Premenstrual syndrome is more often observed in women of reproductive age with a regular ovulatory cycle. No connection has been found between premenstrual syndrome and postpartum depression, intolerance to oral contraceptives, spontaneous abortions and gestosis, but it has been noted that the disease often occurs in women engaged in intellectual work, in conflict families and with alcohol abuse. In city dwellers, especially in megalopolises, premenstrual syndrome develops more often than in rural women, which confirms the important role of stress in the genesis of the disease. In addition, cultural and social factors also play a role and can influence women's reactions to cyclical, biological changes in their bodies.
The incidence of premenstrual syndrome currently varies from 5 to 40%, increases with age and is independent of socio-economic, cultural and ethnic factors. However, a relatively high incidence of the disease is noted in Mediterranean countries, the Middle East, Iceland, Kenya and New Zealand.
Classification
The following clinical forms of premenstrual syndrome are distinguished.
- Psychovegetative.
- Edema.
- Cephalgic.
- Crisis.
- Atypical.
Premenstrual syndrome is also divided into stages.

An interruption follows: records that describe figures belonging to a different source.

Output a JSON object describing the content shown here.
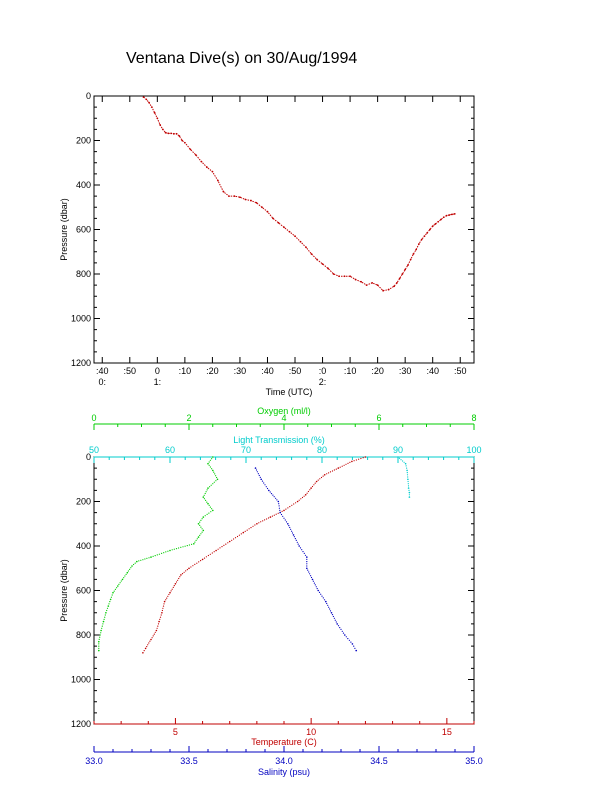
{
  "page": {
    "title": "Ventana Dive(s) on 30/Aug/1994"
  },
  "chart_data": [
    {
      "type": "line",
      "xlabel": "Time (UTC)",
      "ylabel": "Pressure (dbar)",
      "x_ticks": [
        {
          "value": -20,
          "label": ":40",
          "label2": "0:"
        },
        {
          "value": -10,
          "label": ":50",
          "label2": ""
        },
        {
          "value": 0,
          "label": "0",
          "label2": "1:"
        },
        {
          "value": 10,
          "label": ":10",
          "label2": ""
        },
        {
          "value": 20,
          "label": ":20",
          "label2": ""
        },
        {
          "value": 30,
          "label": ":30",
          "label2": ""
        },
        {
          "value": 40,
          "label": ":40",
          "label2": ""
        },
        {
          "value": 50,
          "label": ":50",
          "label2": ""
        },
        {
          "value": 60,
          "label": ":0",
          "label2": "2:"
        },
        {
          "value": 70,
          "label": ":10",
          "label2": ""
        },
        {
          "value": 80,
          "label": ":20",
          "label2": ""
        },
        {
          "value": 90,
          "label": ":30",
          "label2": ""
        },
        {
          "value": 100,
          "label": ":40",
          "label2": ""
        },
        {
          "value": 110,
          "label": ":50",
          "label2": ""
        }
      ],
      "xlim": [
        -23,
        115
      ],
      "ylim": [
        1200,
        0
      ],
      "y_ticks": [
        0,
        200,
        400,
        600,
        800,
        1000,
        1200
      ],
      "series": [
        {
          "color": "#c00000",
          "x": [
            -5,
            -4,
            -3,
            -2,
            -1,
            0,
            1,
            2,
            3,
            4,
            5,
            6,
            7,
            8,
            9,
            10,
            12,
            14,
            16,
            18,
            20,
            22,
            24,
            26,
            28,
            30,
            32,
            34,
            36,
            38,
            40,
            42,
            44,
            46,
            48,
            50,
            52,
            54,
            56,
            58,
            60,
            62,
            64,
            66,
            68,
            70,
            72,
            74,
            76,
            78,
            80,
            82,
            84,
            86,
            87,
            88,
            89,
            90,
            91,
            92,
            93,
            94,
            95,
            96,
            97,
            98,
            99,
            100,
            101,
            102,
            103,
            104,
            105,
            106,
            107,
            108
          ],
          "y": [
            5,
            15,
            30,
            50,
            75,
            100,
            130,
            150,
            165,
            168,
            168,
            170,
            170,
            180,
            200,
            210,
            240,
            265,
            295,
            320,
            340,
            380,
            430,
            450,
            450,
            455,
            465,
            470,
            480,
            500,
            520,
            550,
            570,
            590,
            610,
            630,
            655,
            680,
            710,
            735,
            755,
            775,
            800,
            810,
            810,
            810,
            825,
            835,
            850,
            840,
            850,
            875,
            870,
            855,
            840,
            820,
            800,
            780,
            760,
            735,
            710,
            690,
            665,
            645,
            630,
            615,
            600,
            585,
            575,
            565,
            555,
            545,
            538,
            535,
            532,
            530
          ]
        }
      ]
    },
    {
      "type": "scatter",
      "ylabel": "Pressure (dbar)",
      "ylim": [
        1200,
        0
      ],
      "y_ticks": [
        0,
        200,
        400,
        600,
        800,
        1000,
        1200
      ],
      "axes": {
        "oxygen": {
          "label": "Oxygen (ml/l)",
          "range": [
            0,
            8
          ],
          "ticks": [
            0,
            2,
            4,
            6,
            8
          ],
          "color": "#00cc00"
        },
        "light": {
          "label": "Light Transmission (%)",
          "range": [
            50,
            100
          ],
          "ticks": [
            50,
            60,
            70,
            80,
            90,
            100
          ],
          "color": "#00cccc"
        },
        "temperature": {
          "label": "Temperature (C)",
          "range": [
            2.0,
            16.0
          ],
          "ticks": [
            5,
            10,
            15
          ],
          "color": "#c00000"
        },
        "salinity": {
          "label": "Salinity (psu)",
          "range": [
            33.0,
            35.0
          ],
          "ticks": [
            "33.0",
            "33.5",
            "34.0",
            "34.5",
            "35.0"
          ],
          "color": "#0000c0"
        }
      },
      "series": [
        {
          "variable": "oxygen",
          "color": "#00cc00",
          "points": [
            [
              2.5,
              0
            ],
            [
              2.4,
              30
            ],
            [
              2.5,
              60
            ],
            [
              2.6,
              100
            ],
            [
              2.4,
              140
            ],
            [
              2.3,
              180
            ],
            [
              2.4,
              210
            ],
            [
              2.5,
              240
            ],
            [
              2.3,
              270
            ],
            [
              2.2,
              300
            ],
            [
              2.3,
              330
            ],
            [
              2.2,
              360
            ],
            [
              2.1,
              390
            ],
            [
              1.6,
              420
            ],
            [
              1.2,
              450
            ],
            [
              0.9,
              470
            ],
            [
              0.8,
              490
            ],
            [
              0.7,
              520
            ],
            [
              0.6,
              550
            ],
            [
              0.5,
              580
            ],
            [
              0.4,
              610
            ],
            [
              0.35,
              640
            ],
            [
              0.3,
              670
            ],
            [
              0.25,
              700
            ],
            [
              0.2,
              740
            ],
            [
              0.15,
              780
            ],
            [
              0.1,
              830
            ],
            [
              0.1,
              870
            ]
          ]
        },
        {
          "variable": "light",
          "color": "#00cccc",
          "points": [
            [
              90.0,
              0
            ],
            [
              91.0,
              30
            ],
            [
              91.2,
              60
            ],
            [
              91.3,
              100
            ],
            [
              91.4,
              140
            ],
            [
              91.5,
              160
            ],
            [
              91.5,
              180
            ]
          ]
        },
        {
          "variable": "temperature",
          "color": "#c00000",
          "points": [
            [
              12.0,
              0
            ],
            [
              11.5,
              20
            ],
            [
              11.0,
              50
            ],
            [
              10.5,
              80
            ],
            [
              10.2,
              110
            ],
            [
              10.0,
              140
            ],
            [
              9.8,
              170
            ],
            [
              9.5,
              200
            ],
            [
              9.0,
              240
            ],
            [
              8.5,
              270
            ],
            [
              8.0,
              300
            ],
            [
              7.5,
              340
            ],
            [
              7.0,
              380
            ],
            [
              6.5,
              420
            ],
            [
              6.0,
              460
            ],
            [
              5.5,
              500
            ],
            [
              5.2,
              530
            ],
            [
              5.0,
              570
            ],
            [
              4.8,
              610
            ],
            [
              4.6,
              650
            ],
            [
              4.5,
              700
            ],
            [
              4.4,
              740
            ],
            [
              4.3,
              780
            ],
            [
              4.1,
              820
            ],
            [
              3.9,
              860
            ],
            [
              3.8,
              880
            ]
          ]
        },
        {
          "variable": "salinity",
          "color": "#0000c0",
          "points": [
            [
              33.85,
              50
            ],
            [
              33.88,
              100
            ],
            [
              33.92,
              150
            ],
            [
              33.97,
              200
            ],
            [
              33.98,
              250
            ],
            [
              34.02,
              300
            ],
            [
              34.05,
              350
            ],
            [
              34.08,
              400
            ],
            [
              34.12,
              450
            ],
            [
              34.12,
              500
            ],
            [
              34.15,
              550
            ],
            [
              34.18,
              600
            ],
            [
              34.22,
              650
            ],
            [
              34.25,
              700
            ],
            [
              34.28,
              750
            ],
            [
              34.32,
              800
            ],
            [
              34.36,
              840
            ],
            [
              34.38,
              870
            ]
          ]
        }
      ]
    }
  ]
}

- Compensated: symptoms of the disease do not progress with age and stop with the onset of menstruation.
- Subcompensated: the severity of premenstrual syndrome worsens with age, symptoms disappear only with the cessation of menstruation.
- Decompensated: PMS symptoms continue for several days after the cessation of menstruation, with the intervals between cessation and the onset of symptoms gradually decreasing.